Lots of interest with LTA. Here Space Data balloon have been getting a workout:

October 18, 2012
"The launch was brief to the casual observer, but was part of a demonstration of the Combat SkySat military retransmission platform for members of the U.S. Army Space and Missile Defense Command/Army Forces Strategic Command.

According to Battle Lab officials, the balloon and its payload reached an altitude of 30,000 feet and was brought down after 30 minutes aloft (the system is designed to stay up for 12 hours.) The balloon and its package came down safely 62 miles east of Colorado Springs.

As part of the demonstration, a second balloon was launched earlier that morning from the Comanche National Grasslands in south central Colorado. Its purpose was to demonstrate the communications capability by providing a communications relay with the group observing the demonstration launch in Colorado Springs. Officials stated it reached an elevation of 80,000 feet in one hour and 20 minutes."

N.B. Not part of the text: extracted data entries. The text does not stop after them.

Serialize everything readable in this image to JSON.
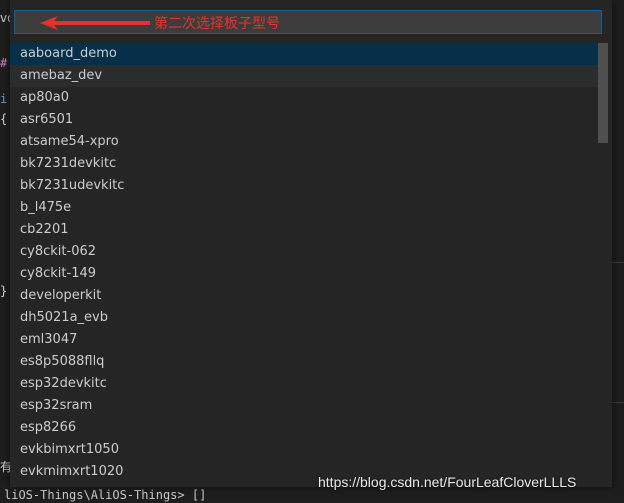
{
  "editor_fragments": {
    "tab_label": "vo",
    "line_chars": [
      "#",
      "i",
      "{",
      "}"
    ]
  },
  "quick_pick": {
    "input_value": "",
    "items": [
      "aaboard_demo",
      "amebaz_dev",
      "ap80a0",
      "asr6501",
      "atsame54-xpro",
      "bk7231devkitc",
      "bk7231udevkitc",
      "b_l475e",
      "cb2201",
      "cy8ckit-062",
      "cy8ckit-149",
      "developerkit",
      "dh5021a_evb",
      "eml3047",
      "es8p5088fllq",
      "esp32devkitc",
      "esp32sram",
      "esp8266",
      "evkbimxrt1050",
      "evkmimxrt1020"
    ],
    "focused_index": 0,
    "hover_index": 1
  },
  "annotation": {
    "text": "第二次选择板子型号",
    "color": "#e8312f"
  },
  "terminal": {
    "side_char": "有",
    "prompt": "liOS-Things\\AliOS-Things> []"
  },
  "watermark": "https://blog.csdn.net/FourLeafCloverLLLS"
}
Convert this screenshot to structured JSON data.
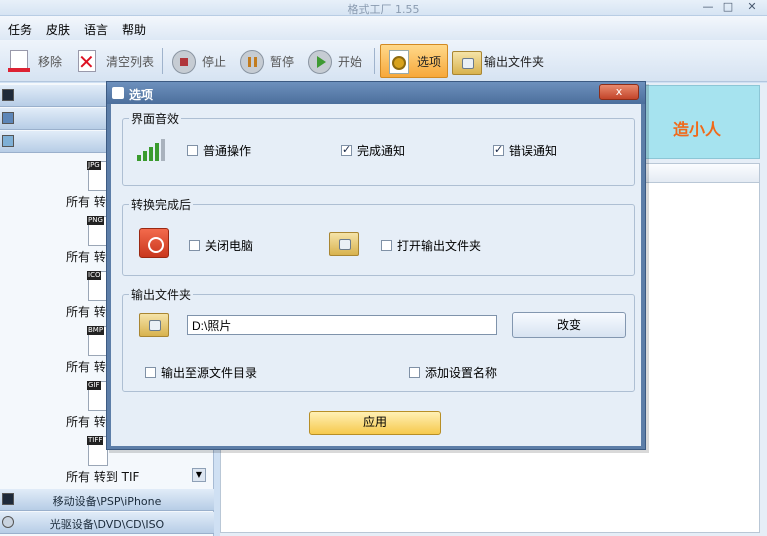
{
  "window": {
    "title": "格式工厂 1.55",
    "controls": [
      "—",
      "□",
      "✕"
    ]
  },
  "menu": [
    "任务",
    "皮肤",
    "语言",
    "帮助"
  ],
  "toolbar": {
    "remove": "移除",
    "clear_list": "清空列表",
    "stop": "停止",
    "pause": "暂停",
    "start": "开始",
    "options": "选项",
    "output_folder": "输出文件夹"
  },
  "left_panel": {
    "formats": [
      {
        "tag": "JPG",
        "label": "所有 转"
      },
      {
        "tag": "PNG",
        "label": "所有 转"
      },
      {
        "tag": "ICO",
        "label": "所有 转"
      },
      {
        "tag": "BMP",
        "label": "所有 转"
      },
      {
        "tag": "GIF",
        "label": "所有 转"
      },
      {
        "tag": "TIFF",
        "label": "所有 转到 TIF"
      }
    ],
    "categories_bottom": [
      "移动设备\\PSP\\iPhone",
      "光驱设备\\DVD\\CD\\ISO"
    ]
  },
  "right_panel": {
    "banner_text": "造小人"
  },
  "dialog": {
    "title": "选项",
    "close": "x",
    "sound_group": {
      "title": "界面音效",
      "normal_op": {
        "label": "普通操作",
        "checked": false
      },
      "done_notify": {
        "label": "完成通知",
        "checked": true
      },
      "error_notify": {
        "label": "错误通知",
        "checked": true
      }
    },
    "after_group": {
      "title": "转换完成后",
      "shutdown": {
        "label": "关闭电脑",
        "checked": false
      },
      "open_folder": {
        "label": "打开输出文件夹",
        "checked": false
      }
    },
    "output_group": {
      "title": "输出文件夹",
      "path": "D:\\照片",
      "change_button": "改变",
      "to_source_dir": {
        "label": "输出至源文件目录",
        "checked": false
      },
      "add_setting_name": {
        "label": "添加设置名称",
        "checked": false
      }
    },
    "apply_button": "应用"
  }
}
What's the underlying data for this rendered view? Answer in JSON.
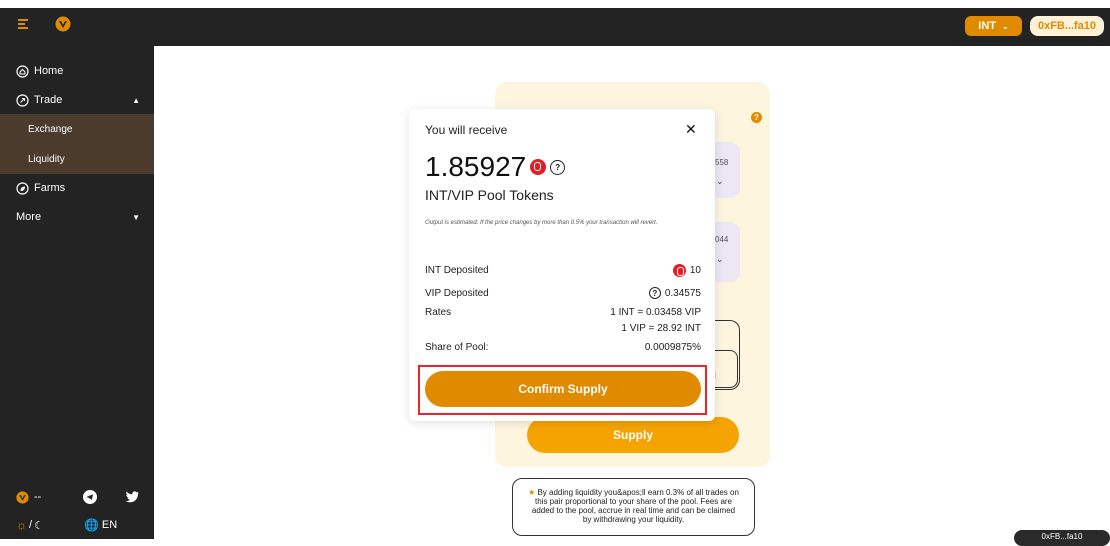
{
  "header": {
    "network_label": "INT",
    "account_label": "0xFB...fa10"
  },
  "sidebar": {
    "items": [
      {
        "label": "Home"
      },
      {
        "label": "Trade"
      },
      {
        "label": "Exchange"
      },
      {
        "label": "Liquidity"
      },
      {
        "label": "Farms"
      },
      {
        "label": "More"
      }
    ],
    "footer": {
      "price": "--",
      "theme_toggle": "/",
      "language": "EN"
    }
  },
  "background_card": {
    "field1_value": "558",
    "field2_value": "044",
    "output_text": "l",
    "supply_label": "Supply"
  },
  "note": "By adding liquidity you&apos;ll earn 0.3% of all trades on this pair proportional to your share of the pool. Fees are added to the pool, accrue in real time and can be claimed by withdrawing your liquidity.",
  "corner_pill": "0xFB...fa10",
  "modal": {
    "title": "You will receive",
    "close": "✕",
    "amount": "1.85927",
    "pool_tokens": "INT/VIP Pool Tokens",
    "estimate_note": "Output is estimated. If the price changes by more than 0.5% your transaction will revert.",
    "rows": [
      {
        "label": "INT Deposited",
        "value": "10"
      },
      {
        "label": "VIP Deposited",
        "value": "0.34575"
      },
      {
        "label": "Rates",
        "value": "1 INT = 0.03458 VIP"
      },
      {
        "label": "Share of Pool:",
        "value": "0.0009875%"
      }
    ],
    "rate2": "1 VIP = 28.92 INT",
    "confirm_label": "Confirm Supply"
  },
  "colors": {
    "accent": "#e08a00",
    "sidebar_bg": "#232323",
    "highlight": "#e8262a",
    "card_bg": "#fdf5de"
  }
}
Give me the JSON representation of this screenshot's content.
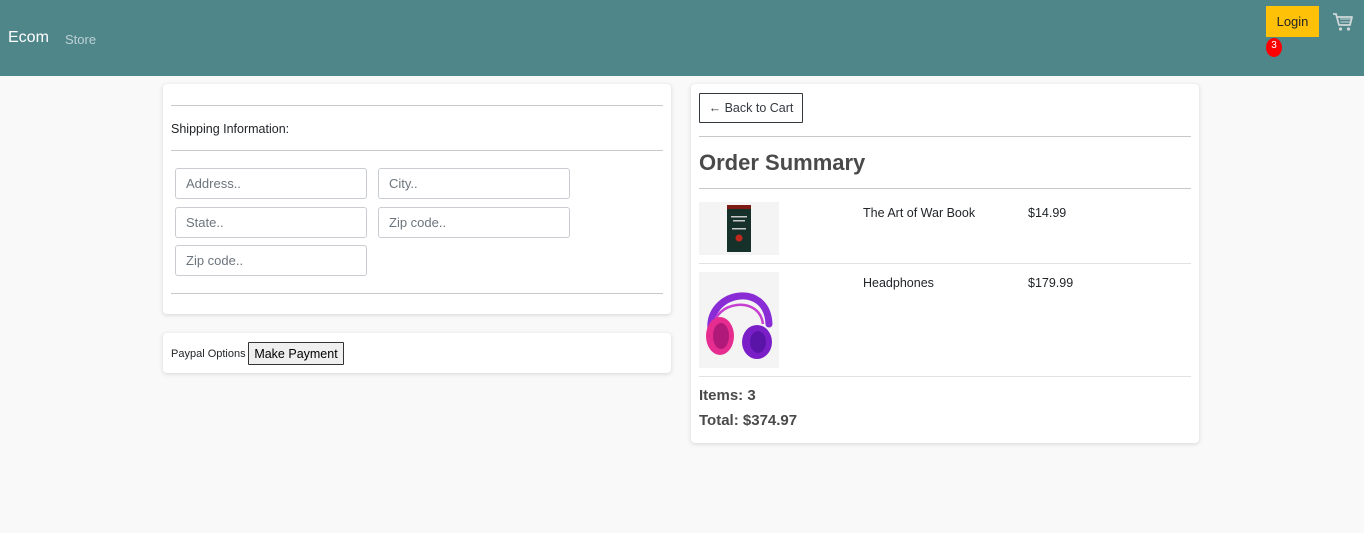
{
  "navbar": {
    "brand": "Ecom",
    "store_link": "Store",
    "login_label": "Login",
    "cart_count": "3",
    "colors": {
      "background": "#4f868a",
      "login_button": "#ffc107",
      "badge": "#ff0000"
    }
  },
  "shipping": {
    "title": "Shipping Information:",
    "fields": {
      "address": {
        "placeholder": "Address..",
        "value": ""
      },
      "city": {
        "placeholder": "City..",
        "value": ""
      },
      "state": {
        "placeholder": "State..",
        "value": ""
      },
      "zip": {
        "placeholder": "Zip code..",
        "value": ""
      },
      "zip_second": {
        "placeholder": "Zip code..",
        "value": ""
      }
    }
  },
  "payment": {
    "label": "Paypal Options",
    "button": "Make Payment"
  },
  "summary": {
    "back_button": "← Back to Cart",
    "title": "Order Summary",
    "items": [
      {
        "name": "The Art of War Book",
        "price": "$14.99",
        "image": "book-cover-icon"
      },
      {
        "name": "Headphones",
        "price": "$179.99",
        "image": "headphones-icon"
      }
    ],
    "items_text": "Items: 3",
    "total_text": "Total: $374.97"
  }
}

http://www.aerotechnews.com/news/2012/10/18/skysat-balloon-payload-launch-impresses-army-officials/

10.09.2013

"Army Lt. Col. Tobin Magsig, battalion commander of 1st Battalion (Airborne), 501st Infantry Regiment, center-left, and Army Maj. Gen. Michael H. Shields, commanding general of U.S. Army Alaska, discuss the Combat SkySat system as a tethered Combat SkySat military retransmission platform floats in the air behind them at Forward Operating Base Sparta on Joint Base Elmendorf-Richardson, Alaska, Oct. 9, 2013. The unique SkySat system has a tethered and free-floating version, can serve as a repeater for hand-held military communications equipment, which has a normal range of about two kilometers and expands that to approximately 500 miles, and can be set up and rapidly operational on the battlefield. (U.S. Air Force photo by Justin Connaher/Released)"

http://www.dvidshub.net/image/1033023/paratroopers-test-skysat-system


Rattlewatch, you mentioned Oceus? Looks like Space Data have been working with them:
http://www.spacedata.net/

These Space Data balloons are free floating (when not tethered ).. like the Google-Loon design that we were reading about

From 2005:
"Space Data Corporation, Chandler, Arizona, provided the maneuverable platform to transport the radios into near space: hydrogen-filled latex balloons that are approximately 10 feet in diameter and a 6-pound payload that includes the vetting and ballasting equipment, a parachute and a tracking device. Free-floating balloons travel at the whim of the wind, and the company spent substantial time on vetting and ballasting systems research and development so ascent and descent could be controlled. As a result, the platform can be positioned at an altitude where wind speed is minimal, which is in the 80,000-foot range, and remain there."